I'm still considered a contractor, but now I'm in a situation that's called "contract to hire". How exciting. What exactly does that mean, you may ask? I have no bloody idea, I may answer, but I'm keeping my nose clean, my mind open, and my fingers crossed, hoping that I may leverage my, charm and good looks, along with my kick-ass project management skills, into a full time, permanent gig. We shall see.
Actually, at this point I have finished the planning portion of the project I have been given to manage and am now in full swing project-doing. The project-doing phase has required me to move down from the shiny, cushy, corporate HQ office tower to a satellite call center, located close enough to my apartment that I can walk to work. Although my commute is much improved, I'm having trouble adjusting from the professional, corporate culture to which I have become accustomed, to the elementary school level environment of the call center.
I've been handed a crack team of ladies, or maybe a team of crack ladies, who are actually doing the work-work. They have all been plucked from the mundane obscurity of the giant call center just for my project, and are considered the cream of the call center crop. My role involves assigning tasks, doing the analysis as the project moves along, and to my surprise, a large degree of coaching, babysitting and mentoring.
Basically it's 12 young women, all under the age of 25, and me, stuffed into a room together. It's noisy, and frequently unprofessional and ridiculous in ways that I never considered possible before last month. Every day I feel like I'm running a daycare. I shouldn't have to ask you not to read the newspaper while you're at work, but on the other hand I don't need you to tell me every time you go to the ladies room to pee either.

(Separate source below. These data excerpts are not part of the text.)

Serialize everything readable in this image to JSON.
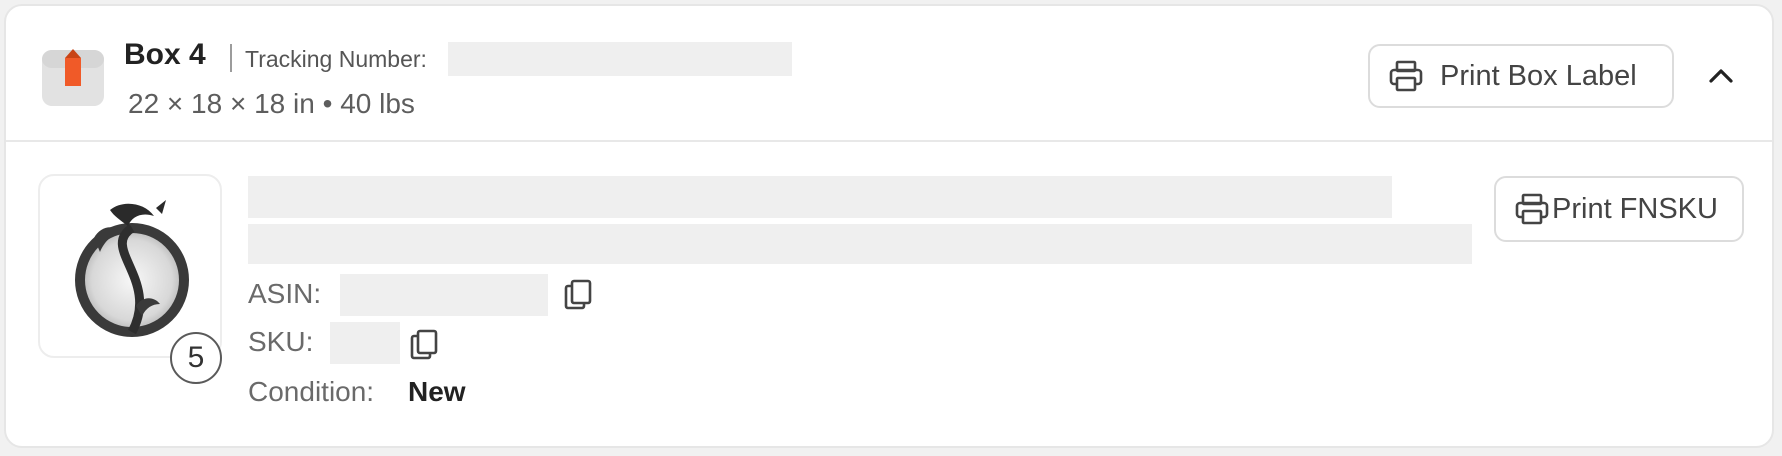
{
  "box": {
    "title": "Box 4",
    "tracking_label": "Tracking Number:",
    "dimensions": "22 × 18 × 18 in • 40 lbs",
    "print_label": "Print Box Label"
  },
  "item": {
    "quantity": "5",
    "asin_label": "ASIN:",
    "sku_label": "SKU:",
    "condition_label": "Condition:",
    "condition_value": "New",
    "print_fnsku_label": "Print FNSKU"
  },
  "colors": {
    "box_icon_accent": "#f05a28",
    "redaction": "#efefef"
  },
  "icons": {
    "box": "package-icon",
    "print": "printer-icon",
    "collapse": "chevron-up-icon",
    "copy": "copy-icon"
  }
}
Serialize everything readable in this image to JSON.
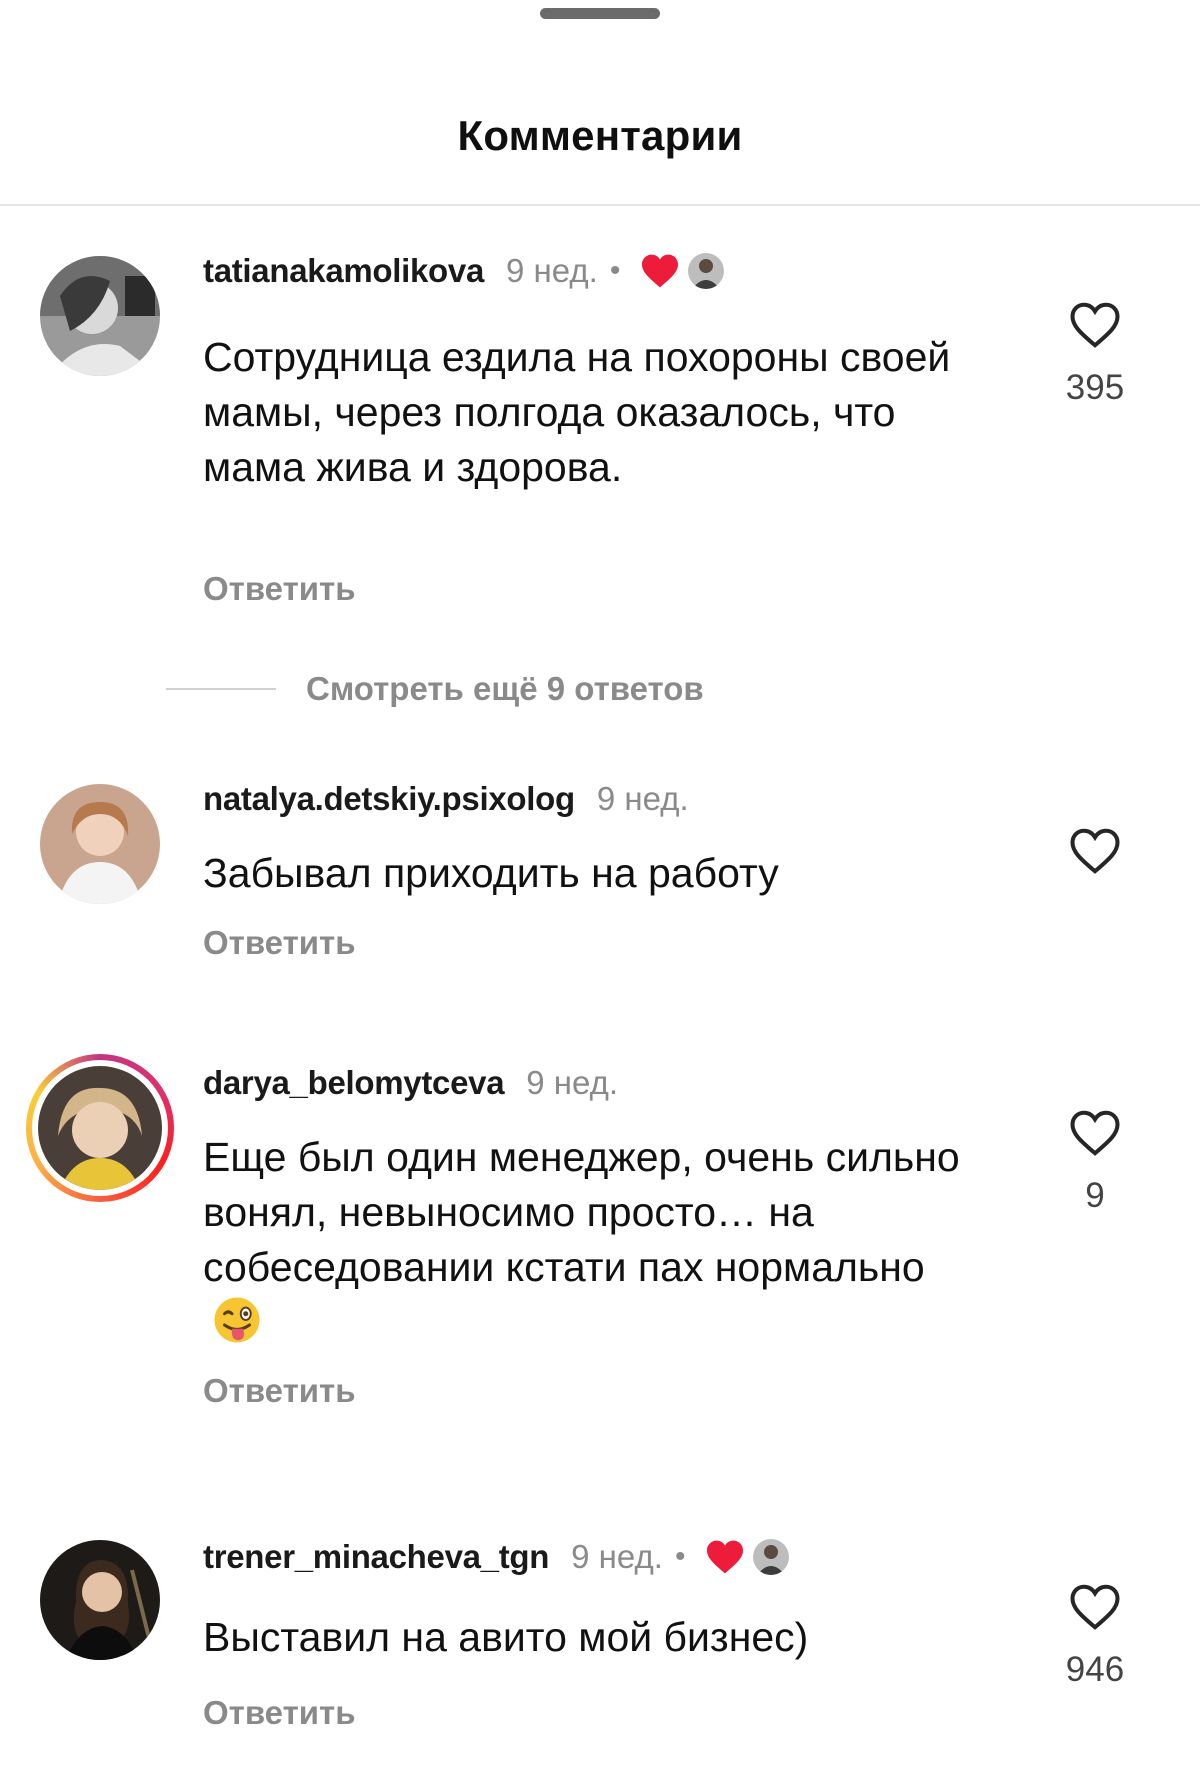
{
  "sheet": {
    "title": "Комментарии"
  },
  "more_replies_label": "Смотреть ещё 9 ответов",
  "comments": [
    {
      "username": "tatianakamolikova",
      "time": "9 нед.",
      "separator": "•",
      "author_liked": true,
      "text": "Сотрудница ездила на похороны своей мамы, через полгода оказалось, что мама жива и здорова.",
      "reply_label": "Ответить",
      "likes": "395"
    },
    {
      "username": "natalya.detskiy.psixolog",
      "time": "9 нед.",
      "author_liked": false,
      "text": "Забывал приходить на работу",
      "reply_label": "Ответить",
      "likes": ""
    },
    {
      "username": "darya_belomytceva",
      "time": "9 нед.",
      "author_liked": false,
      "has_story": true,
      "text": "Еще был один менеджер, очень сильно вонял, невыносимо просто… на собеседовании кстати пах нормально",
      "emoji": "winking-tongue-face",
      "reply_label": "Ответить",
      "likes": "9"
    },
    {
      "username": "trener_minacheva_tgn",
      "time": "9 нед.",
      "separator": "•",
      "author_liked": true,
      "text": "Выставил на авито мой бизнес)",
      "reply_label": "Ответить",
      "likes": "946"
    }
  ],
  "colors": {
    "liked_heart": "#ed1c3a",
    "muted_text": "#8a8a8a",
    "story_ring": "#e1306c"
  }
}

I'd like to strike some kind of balance where people use their own common sense to decide what is the right way to behave in a professional setting, but I'm beginning to come unravelled as I discover what has become the new norm among this next generation of working adults.
There is a young woman (not the newspaper reader) who arrives every morning swaddled in a fleece blanket with Elvis on it. It might be a snuggie. Do they make snuggies with Elvis on them? Whatever you want to call it, she wears it all day, every day. Why? Why? All I can think of is that old adage "dress for the job you want, not the job you have". What kind of career path does a fleece blankie prepare you for?
Anyhoo... after a month of working with these young women I have discovered that I'm not only an old farty-fart who is out of touch with popular culture, I'm also a workaholic crank with a sour disposition and little patience for trifflin' bullshit. Yeah. It's a revelation.
You see... when I'm at work, call me cuckoo, but I WORK. As in to work. I agreed when I took the job that Large Corporation will pay a certain amount of money in exchange for me coming in every day and performing a particular service, so that's pretty much what I do. I don't paint my nails or read magazines or call my stupid boyfriend or text my 10 best friends or balance my checkbook or shop online for boots. It's not called lazy-ass-entitled-spoiled-motherfuckering, it's called WORK.
In an effort to bring some kind of order to the madness I've laid down some simple ground rules, in addition to the company policies they are required to follow.
1. Shut up.
2. Keep it down.
3. Quiet please.
4. Please shut the fuck up.
5. Do your work. There is work that needs to be done and a strict timeline in which to do it, so DO IT and button your damn lips. Unless you have a question, in which case you should ask the question. Then do your work while shutting up.
Now that I've said all that (this is the part where I get all high and mighty), let me also say to Large Corporations everywhere: When it comes to labor, you get what you pay for.
When you treat people like shit, they will act shitty. The young women who were chosen to work with me on this project are bright and capable and I have to remind them of this every goddamn day because they don't seem to ever get any other positive messages from the management of the company. In addition to the real work that I have to do, I have to take time out of every day to perform like a flippin' cheerleader in order to get them all motivated and acting like they give even the slightest crap about themselves and the work they are doing.
If you give people incentives and spend the money on proper training programs and make them feel important and valuable, then your employees might actually become important and valuable to your organization.